Ray Stanley

Biographical details
- Born: October 22, 1914 or 1915 Wallasey, U.K.
- Died: February 18, 1990 (aged 73 or 74)

Playing career
- 1935–1938: Penn

Coaching career (HC unless noted)
- 1939–1942: Penn (JV)
- 1946–1949: Lafayette (assistant)
- 1949–1951: Lafayette
- 1954–1956: Penn

Administrative career (AD unless noted)
- 1946–1951: Lafayette (asst. AD)

Head coaching record
- Overall: 60–30 (.667)

Accomplishments and honors

Championships
- As player 1x Eastern Intercollegiate Basketball League champion (1937) As coach 1x Middle Three Conference champion (1950) 1x Ivy League champion (1955)

= Ray Stanley =

American basketball coach (1914 or 1915–1990)

Raymond Arthur Stanley (October 22, 1914 or 1915 – February 18, 1990) was an American basketball player and coach who was the men's basketball coach at Lafayette College from 1949 to 1951 and the University of Pennsylvania from 1954 to 1956.

==Playing==
Stanley was born on October 22, 1914 or 1915 in Wallasey, England. He grew up in Narberth, Pennsylvania and attended Lower Merion High School. He was captain of LMHS' 1934 Pennsylvania Interscholastic Athletic Association championship basketball team. He was a member of the Penn Quakers men's basketball team that won the 1937 Eastern Intercollegiate Basketball League title. He graduated from the University of Pennsylvania in 1938.

==Coaching==
In 1940, Stanley returned to Penn as junior varsity basketball coach. In 1941, he coached Penn's JV football team to a 5–5 record. He resigned in 1942 due to increased business pressures caused by World War II. As a member of the United States Naval Reserve, he coached teams at USNTS Sampson and Camp MacDonough. After the war, he returned to Narberth and worked in the freight traffic department of the Pennsylvania Railroad.
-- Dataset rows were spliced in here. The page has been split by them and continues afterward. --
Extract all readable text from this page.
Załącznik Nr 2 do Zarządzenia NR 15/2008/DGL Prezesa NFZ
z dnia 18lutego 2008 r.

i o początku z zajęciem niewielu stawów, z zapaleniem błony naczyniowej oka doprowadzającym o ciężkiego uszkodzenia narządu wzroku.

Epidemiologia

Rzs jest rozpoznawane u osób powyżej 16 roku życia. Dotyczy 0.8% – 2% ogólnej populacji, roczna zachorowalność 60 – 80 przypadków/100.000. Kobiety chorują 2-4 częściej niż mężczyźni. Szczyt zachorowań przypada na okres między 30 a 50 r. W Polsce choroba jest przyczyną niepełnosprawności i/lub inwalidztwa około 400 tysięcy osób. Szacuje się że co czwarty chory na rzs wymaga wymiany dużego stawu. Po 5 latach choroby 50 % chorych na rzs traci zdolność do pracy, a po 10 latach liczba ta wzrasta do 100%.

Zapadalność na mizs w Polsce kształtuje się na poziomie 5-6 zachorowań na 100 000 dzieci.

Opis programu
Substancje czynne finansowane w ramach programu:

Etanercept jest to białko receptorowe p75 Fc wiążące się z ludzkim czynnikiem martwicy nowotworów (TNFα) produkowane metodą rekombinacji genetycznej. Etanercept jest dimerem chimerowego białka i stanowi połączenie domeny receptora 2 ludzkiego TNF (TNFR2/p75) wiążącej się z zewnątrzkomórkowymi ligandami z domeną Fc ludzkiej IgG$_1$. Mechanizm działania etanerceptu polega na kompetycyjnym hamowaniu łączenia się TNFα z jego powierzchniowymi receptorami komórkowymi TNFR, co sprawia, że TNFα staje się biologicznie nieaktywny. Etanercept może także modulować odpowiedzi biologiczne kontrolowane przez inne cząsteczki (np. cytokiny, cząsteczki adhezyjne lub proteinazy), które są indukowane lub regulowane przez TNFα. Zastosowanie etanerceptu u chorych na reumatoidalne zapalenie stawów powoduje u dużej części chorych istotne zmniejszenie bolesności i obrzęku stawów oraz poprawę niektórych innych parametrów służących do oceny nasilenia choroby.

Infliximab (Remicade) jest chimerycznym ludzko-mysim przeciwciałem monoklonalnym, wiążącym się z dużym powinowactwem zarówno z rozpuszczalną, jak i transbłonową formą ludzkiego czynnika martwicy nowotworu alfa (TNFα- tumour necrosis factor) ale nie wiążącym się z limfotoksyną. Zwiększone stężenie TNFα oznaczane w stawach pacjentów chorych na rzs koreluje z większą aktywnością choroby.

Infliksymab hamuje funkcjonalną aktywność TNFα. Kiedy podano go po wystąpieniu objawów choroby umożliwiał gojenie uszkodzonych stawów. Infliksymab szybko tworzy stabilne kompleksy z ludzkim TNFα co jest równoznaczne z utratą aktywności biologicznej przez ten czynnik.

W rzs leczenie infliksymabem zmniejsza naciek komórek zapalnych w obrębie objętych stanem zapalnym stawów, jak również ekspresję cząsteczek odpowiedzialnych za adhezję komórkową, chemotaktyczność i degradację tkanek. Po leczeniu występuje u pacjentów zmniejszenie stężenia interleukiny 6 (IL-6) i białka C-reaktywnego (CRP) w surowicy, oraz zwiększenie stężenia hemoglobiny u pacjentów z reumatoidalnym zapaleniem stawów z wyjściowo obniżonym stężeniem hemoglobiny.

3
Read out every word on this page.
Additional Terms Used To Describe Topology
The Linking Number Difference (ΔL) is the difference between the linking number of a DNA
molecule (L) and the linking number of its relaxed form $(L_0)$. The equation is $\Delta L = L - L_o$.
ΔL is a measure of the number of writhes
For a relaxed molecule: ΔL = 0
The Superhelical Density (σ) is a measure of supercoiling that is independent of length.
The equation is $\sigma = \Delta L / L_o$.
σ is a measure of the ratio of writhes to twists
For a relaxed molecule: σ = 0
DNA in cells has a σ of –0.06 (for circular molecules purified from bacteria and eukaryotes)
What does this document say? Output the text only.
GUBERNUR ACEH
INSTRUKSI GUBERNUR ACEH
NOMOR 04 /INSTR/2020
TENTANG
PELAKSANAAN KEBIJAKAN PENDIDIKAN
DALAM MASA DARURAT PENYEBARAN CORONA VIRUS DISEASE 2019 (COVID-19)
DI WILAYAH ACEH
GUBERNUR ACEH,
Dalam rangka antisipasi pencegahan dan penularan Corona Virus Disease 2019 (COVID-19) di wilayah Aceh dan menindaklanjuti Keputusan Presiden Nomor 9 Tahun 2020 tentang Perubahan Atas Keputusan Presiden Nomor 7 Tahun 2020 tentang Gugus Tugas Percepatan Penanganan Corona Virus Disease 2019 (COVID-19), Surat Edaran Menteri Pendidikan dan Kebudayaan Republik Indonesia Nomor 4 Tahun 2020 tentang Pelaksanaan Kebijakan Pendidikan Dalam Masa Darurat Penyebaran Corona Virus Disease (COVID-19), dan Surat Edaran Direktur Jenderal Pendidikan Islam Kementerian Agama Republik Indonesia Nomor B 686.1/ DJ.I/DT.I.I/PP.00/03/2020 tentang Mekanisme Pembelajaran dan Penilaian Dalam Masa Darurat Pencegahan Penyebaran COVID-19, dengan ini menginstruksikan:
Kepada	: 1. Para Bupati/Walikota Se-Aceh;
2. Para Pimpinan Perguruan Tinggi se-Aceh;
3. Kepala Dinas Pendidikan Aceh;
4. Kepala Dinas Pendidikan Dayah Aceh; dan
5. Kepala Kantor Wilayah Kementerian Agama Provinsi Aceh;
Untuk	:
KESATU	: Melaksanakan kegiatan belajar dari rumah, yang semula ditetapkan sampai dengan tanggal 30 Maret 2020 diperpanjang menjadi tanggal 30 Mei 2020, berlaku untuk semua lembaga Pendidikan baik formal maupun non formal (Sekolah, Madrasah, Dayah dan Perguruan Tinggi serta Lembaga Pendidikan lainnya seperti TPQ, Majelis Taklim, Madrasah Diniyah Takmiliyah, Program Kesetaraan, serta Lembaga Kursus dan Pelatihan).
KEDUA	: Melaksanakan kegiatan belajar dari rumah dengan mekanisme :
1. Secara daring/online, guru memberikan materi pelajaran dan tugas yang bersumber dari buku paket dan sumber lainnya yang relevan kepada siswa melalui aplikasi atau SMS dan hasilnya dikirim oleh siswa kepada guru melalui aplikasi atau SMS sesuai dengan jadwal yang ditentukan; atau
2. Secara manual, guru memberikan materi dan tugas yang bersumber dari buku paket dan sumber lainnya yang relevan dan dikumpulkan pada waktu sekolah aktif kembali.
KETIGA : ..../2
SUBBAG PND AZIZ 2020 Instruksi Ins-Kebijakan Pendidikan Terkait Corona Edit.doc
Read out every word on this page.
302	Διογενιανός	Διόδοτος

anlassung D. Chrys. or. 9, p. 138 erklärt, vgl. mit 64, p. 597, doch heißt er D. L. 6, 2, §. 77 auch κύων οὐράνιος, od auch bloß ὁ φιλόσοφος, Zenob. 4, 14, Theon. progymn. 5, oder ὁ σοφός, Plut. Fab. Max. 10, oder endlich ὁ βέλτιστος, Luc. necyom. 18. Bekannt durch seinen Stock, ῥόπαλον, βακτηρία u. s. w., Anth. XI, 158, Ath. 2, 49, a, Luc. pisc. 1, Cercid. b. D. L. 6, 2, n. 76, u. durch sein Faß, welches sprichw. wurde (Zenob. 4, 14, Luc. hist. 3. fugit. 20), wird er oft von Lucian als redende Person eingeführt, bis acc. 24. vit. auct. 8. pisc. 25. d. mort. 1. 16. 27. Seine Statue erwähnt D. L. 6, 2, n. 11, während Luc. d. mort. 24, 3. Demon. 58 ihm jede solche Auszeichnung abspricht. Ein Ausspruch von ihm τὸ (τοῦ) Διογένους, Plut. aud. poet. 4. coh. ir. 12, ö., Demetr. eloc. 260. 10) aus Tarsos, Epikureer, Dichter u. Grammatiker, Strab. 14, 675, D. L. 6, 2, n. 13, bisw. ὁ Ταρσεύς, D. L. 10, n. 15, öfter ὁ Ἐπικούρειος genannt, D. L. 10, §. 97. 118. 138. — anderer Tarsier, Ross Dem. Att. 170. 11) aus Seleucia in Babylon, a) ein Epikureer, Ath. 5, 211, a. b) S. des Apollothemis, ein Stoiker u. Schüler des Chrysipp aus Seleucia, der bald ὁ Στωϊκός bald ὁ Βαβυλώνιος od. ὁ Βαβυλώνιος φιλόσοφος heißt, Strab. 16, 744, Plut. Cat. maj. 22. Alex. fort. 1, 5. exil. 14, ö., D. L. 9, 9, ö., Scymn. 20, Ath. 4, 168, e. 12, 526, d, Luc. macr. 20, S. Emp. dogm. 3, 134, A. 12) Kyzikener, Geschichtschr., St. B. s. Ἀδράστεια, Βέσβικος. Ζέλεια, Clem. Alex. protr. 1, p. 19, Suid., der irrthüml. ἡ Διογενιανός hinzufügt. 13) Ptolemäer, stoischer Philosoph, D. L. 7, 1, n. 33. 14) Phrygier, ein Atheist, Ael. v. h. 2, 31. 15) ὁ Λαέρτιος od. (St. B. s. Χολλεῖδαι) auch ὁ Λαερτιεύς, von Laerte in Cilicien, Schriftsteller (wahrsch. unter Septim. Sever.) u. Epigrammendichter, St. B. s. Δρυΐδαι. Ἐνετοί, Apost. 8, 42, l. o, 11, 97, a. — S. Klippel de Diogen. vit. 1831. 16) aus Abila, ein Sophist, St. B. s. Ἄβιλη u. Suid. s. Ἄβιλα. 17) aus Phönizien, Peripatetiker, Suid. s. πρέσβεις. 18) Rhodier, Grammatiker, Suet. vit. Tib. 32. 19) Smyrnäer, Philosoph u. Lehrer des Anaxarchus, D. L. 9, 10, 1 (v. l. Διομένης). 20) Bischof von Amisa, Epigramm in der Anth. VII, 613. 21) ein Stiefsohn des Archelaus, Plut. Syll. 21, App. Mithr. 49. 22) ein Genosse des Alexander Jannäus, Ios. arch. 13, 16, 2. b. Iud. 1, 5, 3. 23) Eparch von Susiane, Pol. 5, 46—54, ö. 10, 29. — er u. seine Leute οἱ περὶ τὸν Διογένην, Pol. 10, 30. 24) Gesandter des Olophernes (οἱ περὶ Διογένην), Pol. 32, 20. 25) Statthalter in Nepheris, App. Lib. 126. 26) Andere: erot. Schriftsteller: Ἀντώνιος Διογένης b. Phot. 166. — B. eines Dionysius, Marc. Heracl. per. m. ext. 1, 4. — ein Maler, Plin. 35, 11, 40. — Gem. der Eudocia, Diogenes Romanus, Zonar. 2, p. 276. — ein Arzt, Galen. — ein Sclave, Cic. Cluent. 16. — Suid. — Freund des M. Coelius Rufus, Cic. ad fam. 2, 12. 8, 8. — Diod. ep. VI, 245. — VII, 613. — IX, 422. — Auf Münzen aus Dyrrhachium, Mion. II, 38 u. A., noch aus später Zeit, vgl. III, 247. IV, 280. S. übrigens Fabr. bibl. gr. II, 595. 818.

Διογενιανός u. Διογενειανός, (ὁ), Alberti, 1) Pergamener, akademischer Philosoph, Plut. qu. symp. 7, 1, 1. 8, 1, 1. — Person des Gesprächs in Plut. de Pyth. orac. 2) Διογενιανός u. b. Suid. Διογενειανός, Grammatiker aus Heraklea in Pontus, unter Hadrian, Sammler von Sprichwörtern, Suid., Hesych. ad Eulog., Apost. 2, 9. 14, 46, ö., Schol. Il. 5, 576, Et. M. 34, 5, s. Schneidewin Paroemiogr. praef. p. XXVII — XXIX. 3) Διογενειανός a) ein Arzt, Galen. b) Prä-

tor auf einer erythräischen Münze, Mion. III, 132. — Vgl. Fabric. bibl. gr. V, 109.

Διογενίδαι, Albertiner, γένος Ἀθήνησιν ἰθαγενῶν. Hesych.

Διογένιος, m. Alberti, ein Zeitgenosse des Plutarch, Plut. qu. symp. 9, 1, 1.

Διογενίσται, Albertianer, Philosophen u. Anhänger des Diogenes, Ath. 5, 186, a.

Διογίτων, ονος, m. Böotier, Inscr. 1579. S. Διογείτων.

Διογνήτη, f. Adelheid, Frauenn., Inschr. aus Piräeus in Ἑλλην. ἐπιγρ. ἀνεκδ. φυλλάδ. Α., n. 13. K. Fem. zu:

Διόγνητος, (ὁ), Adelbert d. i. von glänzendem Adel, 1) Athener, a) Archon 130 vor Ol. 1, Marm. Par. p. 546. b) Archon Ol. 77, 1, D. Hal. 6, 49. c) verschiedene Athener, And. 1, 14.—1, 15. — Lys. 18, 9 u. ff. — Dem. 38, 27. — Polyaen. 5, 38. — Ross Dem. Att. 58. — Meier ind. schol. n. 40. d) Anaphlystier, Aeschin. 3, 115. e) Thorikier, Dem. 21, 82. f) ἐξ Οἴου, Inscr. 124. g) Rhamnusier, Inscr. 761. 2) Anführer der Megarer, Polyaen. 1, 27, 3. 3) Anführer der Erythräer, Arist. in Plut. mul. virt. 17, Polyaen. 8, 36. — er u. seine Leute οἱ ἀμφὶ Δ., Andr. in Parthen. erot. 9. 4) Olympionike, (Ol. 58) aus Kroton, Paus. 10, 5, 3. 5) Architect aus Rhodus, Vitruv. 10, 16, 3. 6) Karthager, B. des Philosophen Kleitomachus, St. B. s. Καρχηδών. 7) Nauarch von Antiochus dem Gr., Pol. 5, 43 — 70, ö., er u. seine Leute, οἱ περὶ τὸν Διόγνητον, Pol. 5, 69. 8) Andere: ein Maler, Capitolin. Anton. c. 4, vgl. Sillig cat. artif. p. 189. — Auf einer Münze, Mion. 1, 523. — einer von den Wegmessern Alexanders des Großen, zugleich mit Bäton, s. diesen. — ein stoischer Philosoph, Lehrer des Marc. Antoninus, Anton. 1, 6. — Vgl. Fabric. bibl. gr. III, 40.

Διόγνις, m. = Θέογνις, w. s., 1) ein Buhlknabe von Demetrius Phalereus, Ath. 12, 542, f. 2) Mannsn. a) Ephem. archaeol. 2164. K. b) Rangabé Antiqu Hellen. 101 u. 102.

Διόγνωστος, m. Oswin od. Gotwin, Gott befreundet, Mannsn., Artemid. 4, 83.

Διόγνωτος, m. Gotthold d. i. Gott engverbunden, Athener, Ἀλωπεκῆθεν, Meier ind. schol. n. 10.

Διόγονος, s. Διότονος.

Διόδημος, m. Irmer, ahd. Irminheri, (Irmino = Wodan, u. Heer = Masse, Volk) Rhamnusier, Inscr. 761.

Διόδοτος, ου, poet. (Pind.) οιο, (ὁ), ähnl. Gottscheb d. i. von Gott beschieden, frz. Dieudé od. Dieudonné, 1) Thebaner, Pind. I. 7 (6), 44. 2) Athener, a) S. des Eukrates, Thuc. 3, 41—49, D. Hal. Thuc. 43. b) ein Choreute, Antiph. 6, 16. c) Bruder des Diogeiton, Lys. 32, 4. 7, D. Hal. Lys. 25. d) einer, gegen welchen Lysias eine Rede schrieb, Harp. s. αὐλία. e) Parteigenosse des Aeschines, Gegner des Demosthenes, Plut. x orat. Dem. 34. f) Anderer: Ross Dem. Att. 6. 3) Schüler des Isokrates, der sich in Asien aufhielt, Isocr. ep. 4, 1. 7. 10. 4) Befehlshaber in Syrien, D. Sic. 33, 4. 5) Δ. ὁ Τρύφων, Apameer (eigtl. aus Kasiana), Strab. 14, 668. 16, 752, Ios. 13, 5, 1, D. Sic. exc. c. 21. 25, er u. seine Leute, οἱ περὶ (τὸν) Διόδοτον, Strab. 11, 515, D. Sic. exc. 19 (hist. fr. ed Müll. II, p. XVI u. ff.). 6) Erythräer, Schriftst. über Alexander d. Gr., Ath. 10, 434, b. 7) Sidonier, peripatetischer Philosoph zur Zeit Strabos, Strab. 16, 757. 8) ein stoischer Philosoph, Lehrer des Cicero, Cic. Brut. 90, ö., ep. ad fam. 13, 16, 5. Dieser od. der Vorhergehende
In 1946, Stanley became the assistant athletic director and assistant basketball coach under his former high school coach, William H. Anderson, at Lafayette College. He became the head coach in 1949 when Anderson stepped aside to focus on his administrative duties. He led the Leopards to a 18–6 record and a Middle Three Conference title in his first season as head coach. They started his second second with an 11–5 record. On February 10, 1951, Stanley resigned to take a position with a Philadelphia manufacturing company. He was succeeded on an interim basis by Anderson.

In 1954, Stanley became Penn's head basketball coach after Howie Dallmar resigned to coach at Stanford. He took the job on a part-time basis, which allowed him to continue working as a purchasing agent for General Refractories Co. In 1954–55, the Quakers went 19–6, were co-champions of the Ivy League, and were ranked as high as #16 in the AP poll. They were not as successful the following season, going 12–13. Stanley resigned in May 1956 and was succeeded by his assistant, Jack McCloskey.

==Notes==
1. The United States Department of Veterans Affairs Beneficiary Identification Records Locator Subsystem gives Stanley's date of birth as October 22, 1915. Stanley gave his date of birth as October 22, 1914 on a document he submitted to Narberth's American Legion post.